La Cava and Fields made So's Your Old Man in 1926 and Running Wild in 1927. Both pictures were done for Paramount and released through Famous Players Lasky. Fields remained steadily intractable throughout. One day on the set he found that the script (to which he had previously agreed) called for him to wrestle with a bear. A trainer had just arrived towing a rather scaly-looking but substantial black bear on the end of a chain.
"What's this?" Fields cried, drawing up in indignant apprehension.
"Man's got the bear you're to wrestle with," said La Cava.
"The hell with it," Fields cried. "I won't do it."
The trainer was to get thirty dollars a day for the use of his animal and he was anxious not to lose the job.
"Is a gentle bear," he cried, in a slight accent. "Bear never hurt no mans. See here, one can hit the bear. One hits the bear in the nose," and he reached over and rapped the bear soundly.
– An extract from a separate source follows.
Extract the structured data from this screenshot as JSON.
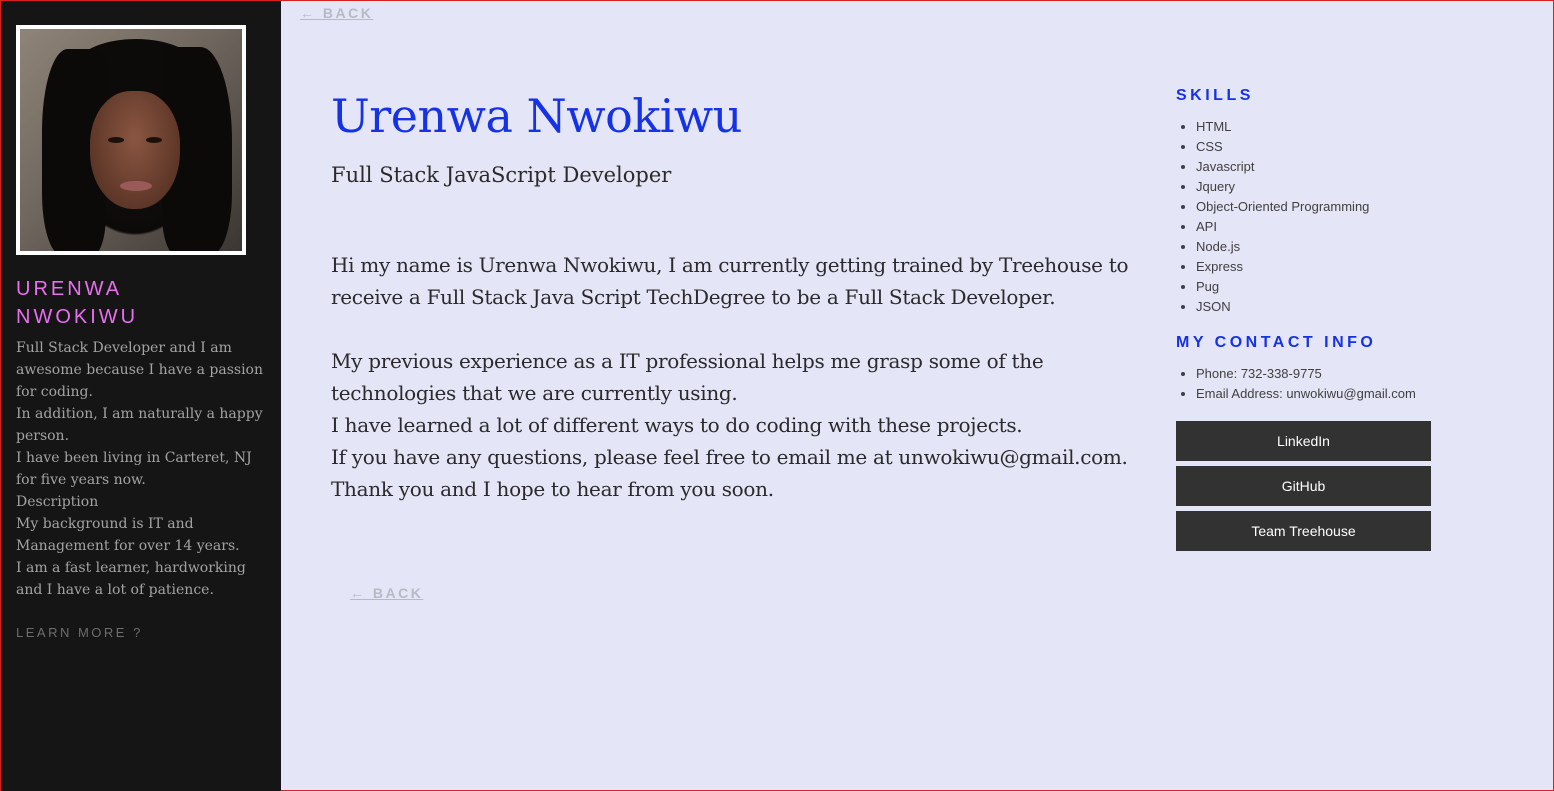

The bear shook its head with an annoyed expression and uncorked a left hook that stretched the trainer flat on his back.
"Take that damned bear away from here!" Fields roared. "I don't even like his smell."
The trainer, pretty groggy, was rising to one knee, muttering something that sounded like, "I'll get him next round," but Fields kept yelling to remove the bear, which, standing a little to one side, had the appearance of waiting in a neutral corner.
The trainer's head soon cleared and he apologized profusely, saying that the bear was always a little jumpy during an opening. "No harm in this bear," he emphasized. "He's just a big kid."